La etnografía y la arquitectura tradicional son también dos excelentes motivos para echarse al monte más allá del interés deportivo. Caminar bajo su atracción deviene en un auténtico ejercicio de inmersión histórica que nos permitirá conocer un poco mejor la vida y costumbres de nuestros antepasados de la mano de auténticas reliquias:
Iglesia de Santa María de Taranes (1779)
Iglesia de Santa María de Viegu (siglo XVII)
Iglesia de San Juan de Beleño (siglo XVII)
Ermitas de Ventaniella y Arcenorio (época medieval)
Torre de Cazo (antes de 1188)
Iglesia de Santa María de las Nieves (siglo XVIII)
Palacio de la Costaniella en Sobrefoz (1770)
Iglesia de San Lorenzo de Abiegos (siglo XVIII)
La casa de la Merreguera en Abiegos (siglo XVII)
Casa Rubín en Viego (siglo XVI)
La mejor expresión artística que nos ofrece el concejo son aún más que sus obras arquitectónicas, sus manifestaciones naturales, que nos ofrece parajes y vistas sin igual. Desde las más altas montañas, hasta sus rios formando espectaculares gargantas y desfiladeros, sin olvidarnos pueblos colgados de las montañas y de la Reserva Natural Parcial de Peloño uno de los espacios forestales más emblemáticos de Astuiras por su frondosa masa boscosa de especies autóctonas, que configuran un idílico paraíso natural.
La arquitectura religiosa del concejo se refiere a pequeñas iglesiasa rurales, construidas la mayoría a finales del siglo XVIII, siendo acabadas en el XIX y en el XX. Dentro de éstas se encuentra la Iglesia de Santa María de Viego de planta rectangular, cabecera cuadrada y puerta de arco semicircular, con molduras de estilo barroco. Ambas puertas y los muros colindantes están protegidos por un original pórtico de madera rematado por zapatas talladas con volutas y motivos ornamentales geométricos.
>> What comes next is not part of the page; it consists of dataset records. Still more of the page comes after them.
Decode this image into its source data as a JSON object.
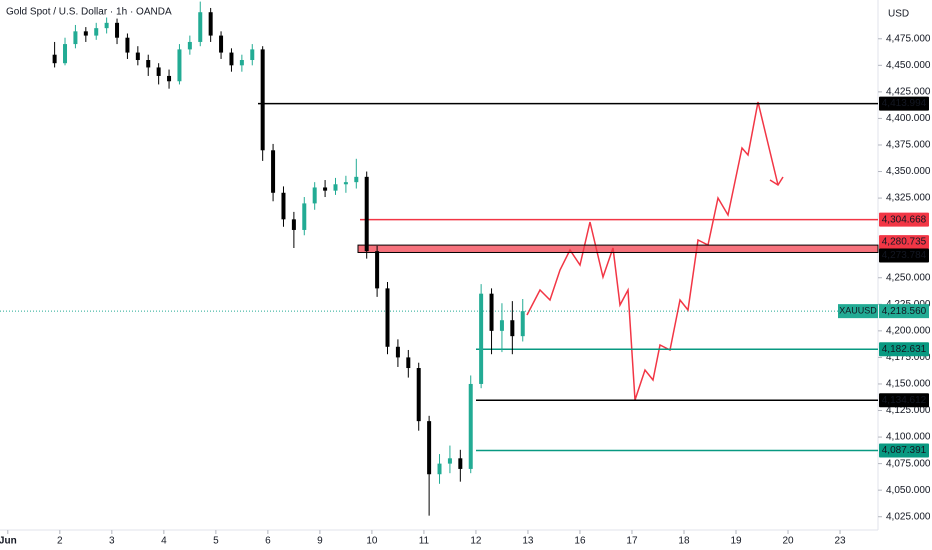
{
  "chart_data": {
    "type": "candlestick",
    "title": "Gold Spot / U.S. Dollar · 1h · OANDA",
    "currency": "USD",
    "symbol": "XAUUSD",
    "last_price": {
      "value": 4218.56,
      "label": "4,218.560"
    },
    "up_color": "#22ab94",
    "down_color": "#000000",
    "xlim": [
      -0.15,
      16.73
    ],
    "xticks": [
      {
        "value": 0,
        "label": "Jun"
      },
      {
        "value": 1,
        "label": "2"
      },
      {
        "value": 2,
        "label": "3"
      },
      {
        "value": 3,
        "label": "4"
      },
      {
        "value": 4,
        "label": "5"
      },
      {
        "value": 5,
        "label": "6"
      },
      {
        "value": 6,
        "label": "9"
      },
      {
        "value": 7,
        "label": "10"
      },
      {
        "value": 8,
        "label": "11"
      },
      {
        "value": 9,
        "label": "12"
      },
      {
        "value": 10,
        "label": "13"
      },
      {
        "value": 11,
        "label": "16"
      },
      {
        "value": 12,
        "label": "17"
      },
      {
        "value": 13,
        "label": "18"
      },
      {
        "value": 14,
        "label": "19"
      },
      {
        "value": 15,
        "label": "20"
      },
      {
        "value": 16,
        "label": "23"
      }
    ],
    "ylim": [
      4012.5,
      4511.5
    ],
    "yticks": [
      {
        "value": 4025,
        "label": "4,025.000"
      },
      {
        "value": 4050,
        "label": "4,050.000"
      },
      {
        "value": 4075,
        "label": "4,075.000"
      },
      {
        "value": 4100,
        "label": "4,100.000"
      },
      {
        "value": 4125,
        "label": "4,125.000"
      },
      {
        "value": 4150,
        "label": "4,150.000"
      },
      {
        "value": 4175,
        "label": "4,175.000"
      },
      {
        "value": 4200,
        "label": "4,200.000"
      },
      {
        "value": 4225,
        "label": "4,225.000"
      },
      {
        "value": 4250,
        "label": "4,250.000"
      },
      {
        "value": 4325,
        "label": "4,325.000"
      },
      {
        "value": 4350,
        "label": "4,350.000"
      },
      {
        "value": 4375,
        "label": "4,375.000"
      },
      {
        "value": 4400,
        "label": "4,400.000"
      },
      {
        "value": 4425,
        "label": "4,425.000"
      },
      {
        "value": 4450,
        "label": "4,450.000"
      },
      {
        "value": 4475,
        "label": "4,475.000"
      }
    ],
    "levels": [
      {
        "value": 4413.994,
        "label": "4,413.994",
        "color": "#000000"
      },
      {
        "value": 4304.668,
        "label": "4,304.668",
        "color": "#f23645"
      },
      {
        "value": 4280.735,
        "label": "4,280.735",
        "color": "#f23645"
      },
      {
        "value": 4273.784,
        "label": "4,273.784",
        "color": "#000000"
      },
      {
        "value": 4182.631,
        "label": "4,182.631",
        "color": "#089981"
      },
      {
        "value": 4134.612,
        "label": "4,134.612",
        "color": "#000000"
      },
      {
        "value": 4087.391,
        "label": "4,087.391",
        "color": "#089981"
      }
    ],
    "candles": [
      {
        "x": 0.9,
        "open": 4460,
        "high": 4472,
        "low": 4448,
        "close": 4452
      },
      {
        "x": 1.1,
        "open": 4452,
        "high": 4476,
        "low": 4450,
        "close": 4470
      },
      {
        "x": 1.3,
        "open": 4470,
        "high": 4488,
        "low": 4466,
        "close": 4482
      },
      {
        "x": 1.5,
        "open": 4482,
        "high": 4486,
        "low": 4472,
        "close": 4478
      },
      {
        "x": 1.7,
        "open": 4478,
        "high": 4490,
        "low": 4474,
        "close": 4485
      },
      {
        "x": 1.9,
        "open": 4485,
        "high": 4495,
        "low": 4480,
        "close": 4490
      },
      {
        "x": 2.1,
        "open": 4490,
        "high": 4494,
        "low": 4470,
        "close": 4476
      },
      {
        "x": 2.3,
        "open": 4476,
        "high": 4480,
        "low": 4456,
        "close": 4462
      },
      {
        "x": 2.5,
        "open": 4462,
        "high": 4468,
        "low": 4450,
        "close": 4455
      },
      {
        "x": 2.7,
        "open": 4455,
        "high": 4460,
        "low": 4440,
        "close": 4448
      },
      {
        "x": 2.9,
        "open": 4448,
        "high": 4452,
        "low": 4432,
        "close": 4440
      },
      {
        "x": 3.1,
        "open": 4440,
        "high": 4446,
        "low": 4428,
        "close": 4435
      },
      {
        "x": 3.3,
        "open": 4435,
        "high": 4470,
        "low": 4432,
        "close": 4465
      },
      {
        "x": 3.5,
        "open": 4465,
        "high": 4478,
        "low": 4460,
        "close": 4472
      },
      {
        "x": 3.7,
        "open": 4472,
        "high": 4510,
        "low": 4468,
        "close": 4500
      },
      {
        "x": 3.9,
        "open": 4500,
        "high": 4504,
        "low": 4472,
        "close": 4478
      },
      {
        "x": 4.1,
        "open": 4478,
        "high": 4482,
        "low": 4456,
        "close": 4462
      },
      {
        "x": 4.3,
        "open": 4462,
        "high": 4466,
        "low": 4444,
        "close": 4450
      },
      {
        "x": 4.5,
        "open": 4450,
        "high": 4460,
        "low": 4444,
        "close": 4455
      },
      {
        "x": 4.7,
        "open": 4455,
        "high": 4470,
        "low": 4450,
        "close": 4465
      },
      {
        "x": 4.9,
        "open": 4465,
        "high": 4468,
        "low": 4360,
        "close": 4370
      },
      {
        "x": 5.1,
        "open": 4370,
        "high": 4376,
        "low": 4322,
        "close": 4330
      },
      {
        "x": 5.3,
        "open": 4330,
        "high": 4336,
        "low": 4298,
        "close": 4305
      },
      {
        "x": 5.5,
        "open": 4305,
        "high": 4312,
        "low": 4278,
        "close": 4295
      },
      {
        "x": 5.7,
        "open": 4295,
        "high": 4326,
        "low": 4290,
        "close": 4320
      },
      {
        "x": 5.9,
        "open": 4320,
        "high": 4340,
        "low": 4314,
        "close": 4335
      },
      {
        "x": 6.1,
        "open": 4335,
        "high": 4342,
        "low": 4326,
        "close": 4332
      },
      {
        "x": 6.3,
        "open": 4332,
        "high": 4344,
        "low": 4328,
        "close": 4338
      },
      {
        "x": 6.5,
        "open": 4338,
        "high": 4346,
        "low": 4330,
        "close": 4340
      },
      {
        "x": 6.7,
        "open": 4340,
        "high": 4362,
        "low": 4334,
        "close": 4345
      },
      {
        "x": 6.9,
        "open": 4345,
        "high": 4350,
        "low": 4268,
        "close": 4275
      },
      {
        "x": 7.1,
        "open": 4275,
        "high": 4280,
        "low": 4232,
        "close": 4240
      },
      {
        "x": 7.3,
        "open": 4240,
        "high": 4246,
        "low": 4178,
        "close": 4185
      },
      {
        "x": 7.5,
        "open": 4185,
        "high": 4192,
        "low": 4166,
        "close": 4175
      },
      {
        "x": 7.7,
        "open": 4175,
        "high": 4182,
        "low": 4156,
        "close": 4165
      },
      {
        "x": 7.9,
        "open": 4165,
        "high": 4170,
        "low": 4106,
        "close": 4115
      },
      {
        "x": 8.1,
        "open": 4115,
        "high": 4120,
        "low": 4026,
        "close": 4065
      },
      {
        "x": 8.3,
        "open": 4065,
        "high": 4084,
        "low": 4056,
        "close": 4075
      },
      {
        "x": 8.5,
        "open": 4075,
        "high": 4092,
        "low": 4066,
        "close": 4080
      },
      {
        "x": 8.7,
        "open": 4080,
        "high": 4088,
        "low": 4058,
        "close": 4070
      },
      {
        "x": 8.9,
        "open": 4070,
        "high": 4158,
        "low": 4066,
        "close": 4150
      },
      {
        "x": 9.1,
        "open": 4150,
        "high": 4244,
        "low": 4146,
        "close": 4235
      },
      {
        "x": 9.3,
        "open": 4235,
        "high": 4240,
        "low": 4178,
        "close": 4200
      },
      {
        "x": 9.5,
        "open": 4200,
        "high": 4226,
        "low": 4180,
        "close": 4210
      },
      {
        "x": 9.7,
        "open": 4210,
        "high": 4228,
        "low": 4178,
        "close": 4195
      },
      {
        "x": 9.9,
        "open": 4195,
        "high": 4230,
        "low": 4190,
        "close": 4218.56
      }
    ]
  }
}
También tenemos la iglesia de Santa María de Taranes construida en 1779, con planta en forma de cruz latina, con amplio crucero y bóveda de medio cañón en la que están representados frescos con imágenes de los cuatro evangelístas. Del mismo modo, son reseñables la iglesia de San Juan de Beleño, del siglo XVII, la de San Lorenzo de Abiegos y las dos pequeñas ermitas de Ventaniella y Arcenorio, ambas de la época medieval.
En Sobrefoz encontramos una gran casa conocida como el Palacio de la Costaniella, de planta cuadrada, realizado en mampostería y con buenos sellares tallados en las esquinas y formando los vanos. También tiene una capilla. Otras casonas importantes son la Casa Rubín de Viego, erigida en el siglo XVI, realzada en mampostería y rodeada de dependencias destinadas para el uso agrícola, también incluye un escudo con esta inscripción: "a pesar de todo veceré...Godos". O la que encontramos en Taranes, la casa de la Plazuela del Sol, con un bonito corredor de madera tallada en su frente.